Ordering means that, if a thread:

  • makes a change A to a global or shared item
  • executes a threadfence
  • makes another change B to that global or shared item

then there is no possibility that another thread will be able to read that item and observe B, and then later read that item and observe A.

I can assure you that guarantee is useful, in some cases. A typical example might be the threadfence reduction cuda sample code.

I’ve explicitly tried to steer clear of visibility itself. That is a more complicated topic.

Note that this isn’t a thorough or exhaustive description of threadfence. For that I refer you to the programming guide already linked.

The verbiage might be a little different depending on what case you have in view. For example, the threadfence reduction sample code is using threadfence to order access/visibility to separate locations in global memory. That guarantee would be worded somewhat differently.

1 Like

But then why would I bother using a threadfence? Why not just use syncthreads() or just declare the variable as volatile?
Is there any example of this being put to a non trivial use?
Thank you.

I suggest reading the programming guide sections on volatile, threadfence, and syncthreads, before going any further.

Certainly, if you need to use a syncthreads for some other reason, there is no need to use threadfence immediately prior to it. syncthreads already includes the semantics of threadfence, which you can discover by reading the programming guide.

However, if you read the programming guide, you will discover that syncthreads is both a memory barrier (the ordering stuff that we have been discussing so far, as well as an execution barrier. Should you arbitrarily stick an execution barrier in your code if you don’t need it? I wouldn’t.

volatile has the effect of causing any global read or write to that pointer to not be cached in the L1. Generally speaking this would be a global effect. That means volatile would typically be applied to a pointer passed to the kernel, and affects all kernel access. This is a heavy hammer, because this is potentially going to slow down every access to that location. If you only need a barrer (i.e. ordering guarantee) at a specific point in your code, if it were me, I would not want to penalize performance throughout a kernel to have an ordering guarantee at a specific point. I’m also not sure about the semantics of volatile with respect to memory ordering in the weak memory model. I’m not sure it offers the same guarantee as threadfence, unless perhaps you use it “everywhere”. Again, not what I would do. Do as you wish, of course.

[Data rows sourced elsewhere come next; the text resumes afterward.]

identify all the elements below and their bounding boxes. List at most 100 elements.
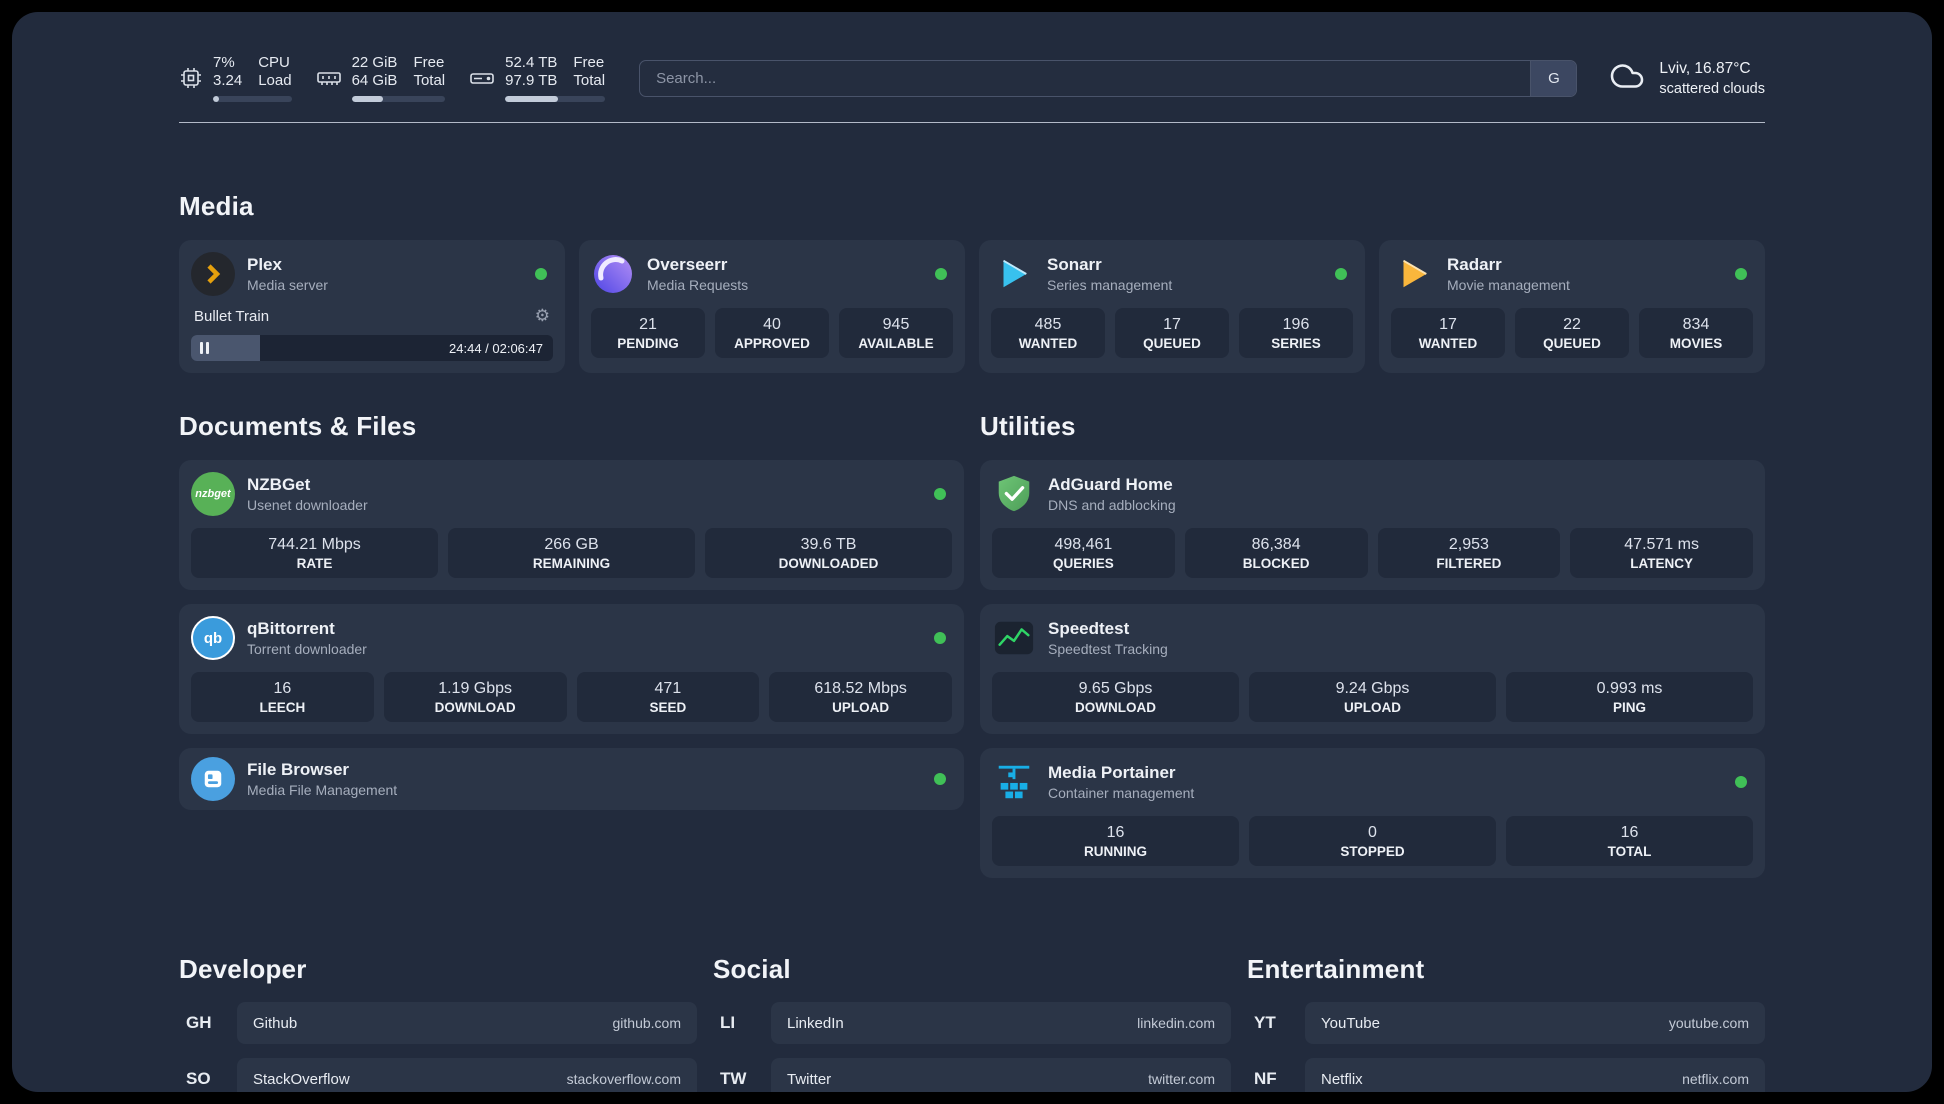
stat-label: QUEUED [1143, 336, 1201, 351]
weather-condition: scattered clouds [1659, 80, 1765, 97]
stat-value: 2,953 [1448, 536, 1489, 553]
app-subtitle: Speedtest Tracking [1048, 641, 1168, 657]
qbittorrent-icon-text: qb [203, 629, 223, 647]
memory-icon [316, 66, 342, 90]
dashboard-root: 7% 3.24 CPU Load 22 GiB 64 GiB Free Tota… [12, 12, 1932, 1092]
stat-value: 834 [1682, 316, 1710, 333]
app-card-qbittorrent[interactable]: qb qBittorrent Torrent downloader 16 LEE… [179, 604, 964, 734]
section-title-entertainment: Entertainment [1247, 954, 1425, 984]
app-card-adguard[interactable]: AdGuard Home DNS and adblocking 498,461 … [980, 460, 1765, 590]
bookmark-youtube[interactable]: YT YouTube youtube.com [1247, 1002, 1765, 1044]
now-playing-title: Bullet Train [194, 307, 270, 325]
cpu-label: CPU [258, 54, 290, 71]
bookmark-url: twitter.com [1148, 1071, 1215, 1087]
search-engine-button[interactable]: G [1530, 60, 1577, 96]
app-card-plex[interactable]: Plex Media server Bullet Train ⚙ 24:44 /… [179, 240, 565, 373]
stat-label: AVAILABLE [858, 336, 934, 351]
bookmark-name: Github [253, 1014, 298, 1032]
section-documents: Documents & Files nzbget NZBGet Usenet d… [179, 411, 964, 810]
stat-tile: 17 WANTED [1391, 308, 1505, 358]
portainer-crane-icon [992, 760, 1036, 804]
app-subtitle: DNS and adblocking [1048, 497, 1176, 513]
stat-label: MOVIES [1669, 336, 1723, 351]
disk-progress-bar [505, 96, 606, 102]
speedtest-chart-icon [992, 616, 1036, 660]
app-title: Media Portainer [1048, 763, 1176, 782]
stat-label: PING [1612, 700, 1646, 715]
app-card-radarr[interactable]: Radarr Movie management 17 WANTED 22 QUE… [1379, 240, 1765, 373]
ram-labels: Free Total [413, 54, 445, 90]
stat-tile: 266 GB REMAINING [448, 528, 695, 578]
stat-tile: 47.571 ms LATENCY [1570, 528, 1753, 578]
ram-progress-bar [351, 96, 446, 102]
stat-tile: 0 STOPPED [1249, 816, 1496, 866]
bookmark-name: Netflix [1321, 1070, 1363, 1088]
filebrowser-icon [191, 757, 235, 801]
stat-value: 1.19 Gbps [438, 680, 513, 697]
stat-label: STOPPED [1340, 844, 1405, 859]
free-label: Free [573, 54, 605, 71]
bookmark-url: netflix.com [1682, 1071, 1749, 1087]
bookmark-stackoverflow[interactable]: SO StackOverflow stackoverflow.com [179, 1058, 697, 1092]
stat-value: 17 [1439, 316, 1457, 333]
section-social: Social LI LinkedIn linkedin.com TW Twitt… [713, 954, 1231, 1092]
stat-tile: 618.52 Mbps UPLOAD [769, 672, 952, 722]
stat-label: QUERIES [1052, 556, 1114, 571]
stat-value: 17 [1163, 316, 1181, 333]
system-widgets: 7% 3.24 CPU Load 22 GiB 64 GiB Free Tota… [179, 54, 606, 102]
stat-label: LATENCY [1630, 556, 1693, 571]
app-title: File Browser [247, 760, 350, 779]
stat-value: 0.993 ms [1596, 680, 1663, 697]
cpu-progress-bar [213, 96, 292, 102]
bookmark-github[interactable]: GH Github github.com [179, 1002, 697, 1044]
stat-value: 86,384 [1251, 536, 1301, 553]
stat-tile: 16 LEECH [191, 672, 374, 722]
stat-tile: 40 APPROVED [715, 308, 829, 358]
section-entertainment: Entertainment YT YouTube youtube.com NF … [1247, 954, 1765, 1092]
stat-value: 16 [1106, 824, 1125, 841]
stat-tile: 9.65 Gbps DOWNLOAD [992, 672, 1239, 722]
app-card-speedtest[interactable]: Speedtest Speedtest Tracking 9.65 Gbps D… [980, 604, 1765, 734]
cpu-labels: CPU Load [258, 54, 291, 90]
stat-tile: 39.6 TB DOWNLOADED [705, 528, 952, 578]
stat-label: PENDING [617, 336, 679, 351]
ram-total: 64 GiB [351, 72, 398, 89]
stat-label: SERIES [1271, 336, 1321, 351]
topbar: 7% 3.24 CPU Load 22 GiB 64 GiB Free Tota… [179, 12, 1765, 102]
ram-values: 22 GiB 64 GiB [352, 54, 398, 90]
stat-label: UPLOAD [1344, 700, 1401, 715]
free-label: Free [413, 54, 445, 71]
app-card-overseerr[interactable]: Overseerr Media Requests 21 PENDING 40 A… [579, 240, 965, 373]
stat-label: FILTERED [1436, 556, 1502, 571]
stat-tile: 1.19 Gbps DOWNLOAD [383, 672, 567, 722]
pause-button[interactable] [200, 342, 209, 354]
stat-tile: 9.24 Gbps UPLOAD [1249, 672, 1496, 722]
stat-label: RUNNING [1084, 844, 1147, 859]
app-card-filebrowser[interactable]: File Browser Media File Management [179, 748, 964, 810]
disk-values: 52.4 TB 97.9 TB [505, 54, 557, 90]
stat-label: APPROVED [734, 336, 810, 351]
bookmark-netflix[interactable]: NF Netflix netflix.com [1247, 1058, 1765, 1092]
stat-label: DOWNLOADED [778, 556, 879, 571]
search-input[interactable] [640, 60, 1531, 96]
gear-icon[interactable]: ⚙ [535, 306, 550, 326]
app-card-portainer[interactable]: Media Portainer Container management 16 … [980, 748, 1765, 878]
bookmark-linkedin[interactable]: LI LinkedIn linkedin.com [713, 1002, 1231, 1044]
stat-value: 945 [882, 316, 910, 333]
stat-label: SEED [649, 700, 687, 715]
app-title: NZBGet [247, 475, 311, 494]
bookmark-url: youtube.com [1668, 1015, 1749, 1031]
playback-progress-bar[interactable]: 24:44 / 02:06:47 [191, 335, 553, 361]
app-card-sonarr[interactable]: Sonarr Series management 485 WANTED 17 Q… [979, 240, 1365, 373]
cpu-percent: 7% [213, 54, 235, 71]
app-card-nzbget[interactable]: nzbget NZBGet Usenet downloader 744.21 M… [179, 460, 964, 590]
stat-tile: 196 SERIES [1239, 308, 1353, 358]
bookmark-url: github.com [612, 1015, 681, 1031]
stat-label: DOWNLOAD [434, 700, 516, 715]
disk-widget: 52.4 TB 97.9 TB Free Total [469, 54, 606, 102]
bookmark-twitter[interactable]: TW Twitter twitter.com [713, 1058, 1231, 1092]
section-title-developer: Developer [179, 954, 307, 984]
stat-value: 16 [273, 680, 292, 697]
radarr-icon [1391, 252, 1435, 296]
section-utilities: Utilities AdGuard Home DNS and adblockin… [980, 411, 1765, 878]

could you come up with a scheme where you declare a local pointer as volatlle just at the point you need it? Perhaps, I don’t know. I’ve not ever been desperate to try to use volatile instead of threadfence. Why not use whichever one expresses the semantics you think you need?

If the threadfence reduction sample code is trivial, I don’t have any further suggestions. I personally think it elegantly shows a sensible use, and also elegantly shows how threadfence is preferred there over other methods.

The semantics of threadfence, syncthreads, and volatile are not all identical or interchangeable. Use whichever seems best to you. I don’t see a particular need to defend threadfence and am unlkely to mount any further defence. Use whichever seems best to you.

I apologize if my follow up question seemed rude. That was not my intension. I am new to the forum and appreciate your answers. I am also new to cuda and parallel programming as a whole and therefore did not understand some parts.